Optional bridgeOut to a public ERC-20 twin MAY terminate privacy at exit; not required by this proposal.

Test Cases

The reference implementation repository includes:

• Foundry unit tests (test/PERC20Test.t.sol): constructor guards, mint/burn/transfer accounting, supply invariants.
• End-to-end tests (test/PERC20E2E.t.sol, e2e/): real Groth16 proofs against a deployed PERC20, covering mint, transfer, burn, and approve / transferFrom flows.

Reference Implementation

Code

Reference implementation: PERC20Labs/pERC20_.

• Normative asset contract: contracts/ptoken/PERC20.sol (IPERC20).
• Cryptographic and wallet formats (key derivation, perc1 addresses, note encryption, nullifiers, approve packaging): reference libraries and SDK in the same repository.

Related Standards and Protocols

• EIP-20: Token Standard — the public fungible token interface that pERC20 maps to.
• Zcash Protocol Specification: Orchard shielded pool — note commitments, nullifiers, note encryption, and action structure adapted here for EVM Groth16 verification.
• ZIP-32: Shielded Hierarchical Deterministic Wallets — hierarchical account derivation used for per-spender subaccounts in approve / transferFrom.

Security Considerations

• Double-spend protection: nullifier set + correct nf derivation.
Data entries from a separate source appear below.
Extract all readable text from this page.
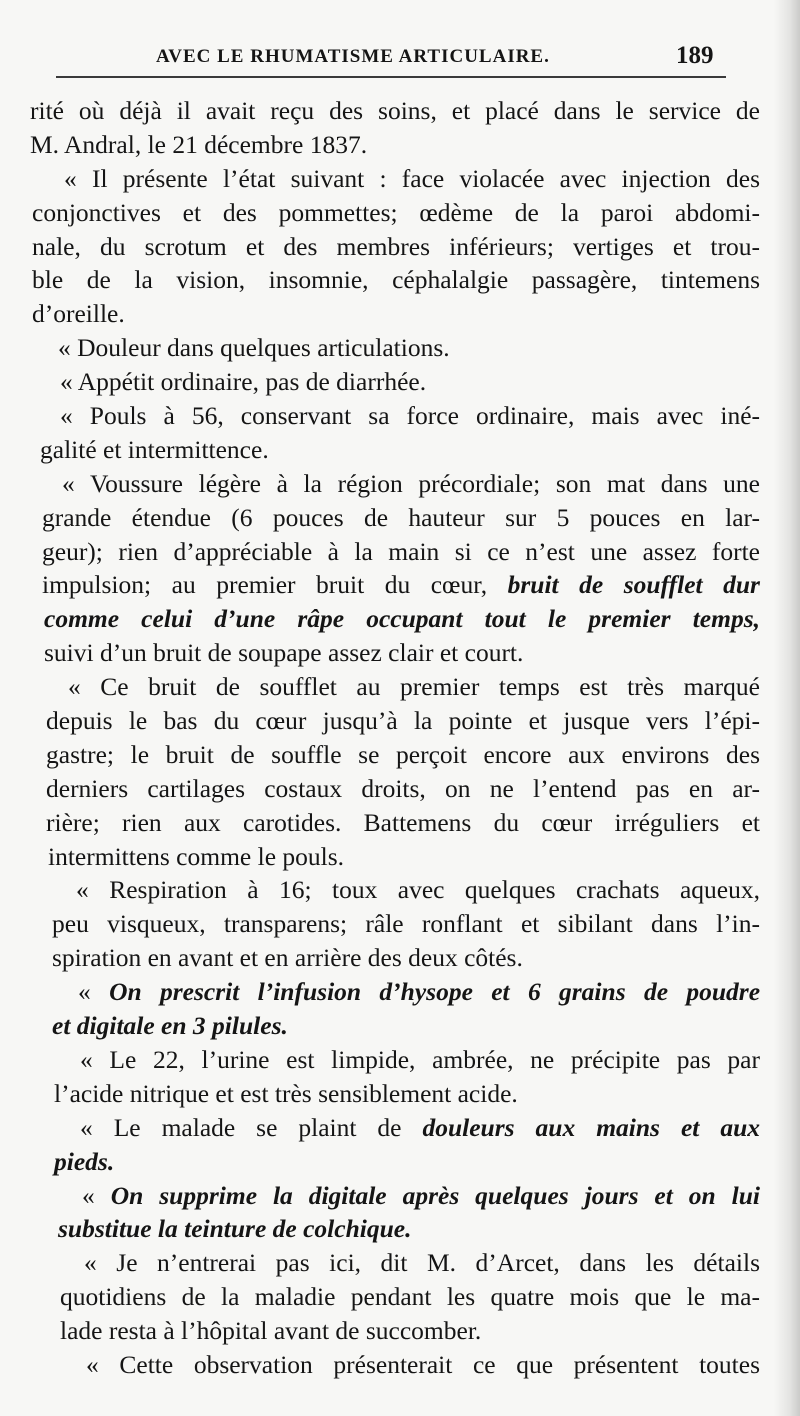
AVEC LE RHUMATISME ARTICULAIRE.	189
rité où déjà il avait reçu des soins, et placé dans le service de
M. Andral, le 21 décembre 1837.
« Il présente l’état suivant : face violacée avec injection des
conjonctives et des pommettes; œdème de la paroi abdomi-
nale, du scrotum et des membres inférieurs; vertiges et trou-
ble de la vision, insomnie, céphalalgie passagère, tintemens
d’oreille.
« Douleur dans quelques articulations.
« Appétit ordinaire, pas de diarrhée.
« Pouls à 56, conservant sa force ordinaire, mais avec iné-
galité et intermittence.
« Voussure légère à la région précordiale; son mat dans une
grande étendue (6 pouces de hauteur sur 5 pouces en lar-
geur); rien d’appréciable à la main si ce n’est une assez forte
impulsion; au premier bruit du cœur, bruit de soufflet dur
comme celui d’une râpe occupant tout le premier temps,
suivi d’un bruit de soupape assez clair et court.
« Ce bruit de soufflet au premier temps est très marqué
depuis le bas du cœur jusqu’à la pointe et jusque vers l’épi-
gastre; le bruit de souffle se perçoit encore aux environs des
derniers cartilages costaux droits, on ne l’entend pas en ar-
rière; rien aux carotides. Battemens du cœur irréguliers et
intermittens comme le pouls.
« Respiration à 16; toux avec quelques crachats aqueux,
peu visqueux, transparens; râle ronflant et sibilant dans l’in-
spiration en avant et en arrière des deux côtés.
« On prescrit l’infusion d’hysope et 6 grains de poudre
et digitale en 3 pilules.
« Le 22, l’urine est limpide, ambrée, ne précipite pas par
l’acide nitrique et est très sensiblement acide.
« Le malade se plaint de douleurs aux mains et aux
pieds.
« On supprime la digitale après quelques jours et on lui
substitue la teinture de colchique.
« Je n’entrerai pas ici, dit M. d’Arcet, dans les détails
quotidiens de la maladie pendant les quatre mois que le ma-
lade resta à l’hôpital avant de succomber.
« Cette observation présenterait ce que présentent toutes
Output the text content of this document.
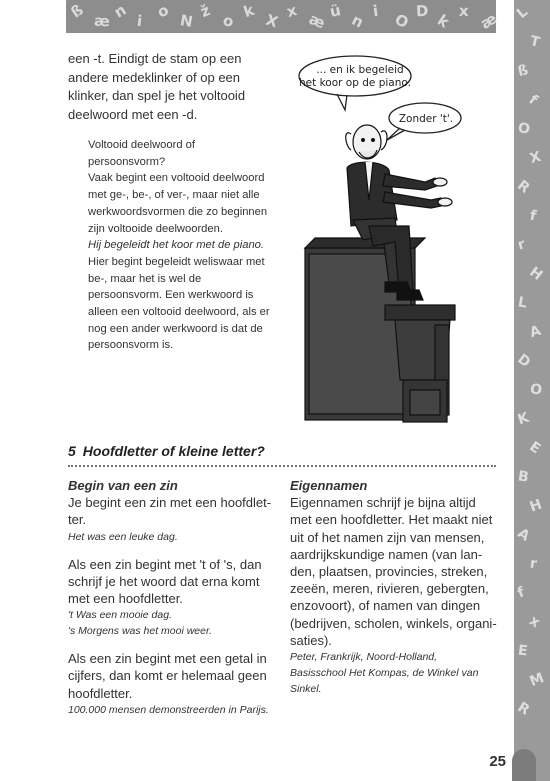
ß æ n i o N ž o k X x æ ü n i O D k x æ L
T
ß
f
O
X
R
f
r
H
L
A
D
O
K
E
B
H
A
r
f
x
E
M
R
25
een -t. Eindigt de stam op een
andere medeklinker of op een
klinker, dan spel je het voltooid
deelwoord met een -d.
Voltooid deelwoord of
persoonsvorm?
Vaak begint een voltooid deelwoord
met ge-, be-, of ver-, maar niet alle
werkwoordsvormen die zo beginnen
zijn voltooide deelwoorden.
Hij begeleidt het koor met de piano.
Hier begint begeleidt weliswaar met
be-, maar het is wel de
persoonsvorm. Een werkwoord is
alleen een voltooid deelwoord, als er
nog een ander werkwoord is dat de
persoonsvorm is.
... en ik begeleid
het koor op de piano.
Zonder 't'.
5 Hoofdletter of kleine letter?
Begin van een zin
Je begint een zin met een hoofdlet-
ter.
Het was een leuke dag.
Als een zin begint met 't of 's, dan
schrijf je het woord dat erna komt
met een hoofdletter.
't Was een mooie dag.
's Morgens was het mooi weer.
Als een zin begint met een getal in
cijfers, dan komt er helemaal geen
hoofdletter.
100.000 mensen demonstreerden in Parijs.
Eigennamen
Eigennamen schrijf je bijna altijd
met een hoofdletter. Het maakt niet
uit of het namen zijn van mensen,
aardrijkskundige namen (van lan-
den, plaatsen, provincies, streken,
zeeën, meren, rivieren, gebergten,
enzovoort), of namen van dingen
(bedrijven, scholen, winkels, organi-
saties).
Peter, Frankrijk, Noord-Holland,
Basisschool Het Kompas, de Winkel van
Sinkel.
Each pubFields[i] MUST be < Fr (otherwise nf + Fr reuses a proof with a different isSpent key); pubFields[0], [3], [6] MUST equal anchor, nfOld, cmx respectively (otherwise a valid proof can be bound to different calldata).
• Supply invariant: value changes only via mint/burn/transfer; core execution path MUST NOT be publicly callable.
• Value conservation: binding signatures verified before state mutation.
• Replay protection: sighash binds chainId, contract address, and all nf/cmx.
• Subaccount spending keys: keys delivered for approve MUST only appear as ciphertext; never in contract storage.
• Compliance authority: setFrozenRoot is a high-trust admin role; SHOULD use multisig/timelock.

Privacy Considerations

• Operations SHOULD be submitted via a relayer to hide the submitter EOA.
• mint/burn amount and totalSupply are public; transfer amounts and approve relationships are private.
• approve/transferFrom are on-chain indistinguishable from transfer (same transfer(PrivacyCall) selector); mint/burn are separate functions with public amounts.
• Trial-decryption is the trust boundary for receipt: a NoteAdded event alone does not prove payment; the circuit does not verify that encCiphertext matches cmx.
• setFrozenRoot lets an admin freeze identified notes via an off-chain blacklist; this is an explicit compliance trade-off against full trustlessness.

Copyright

Copyright and related rights waived via CC0.

Please cite this document as: Cyimon, “ERC-8287: Private Token Standard,” Ethereum Improvement Proposals, June 2026.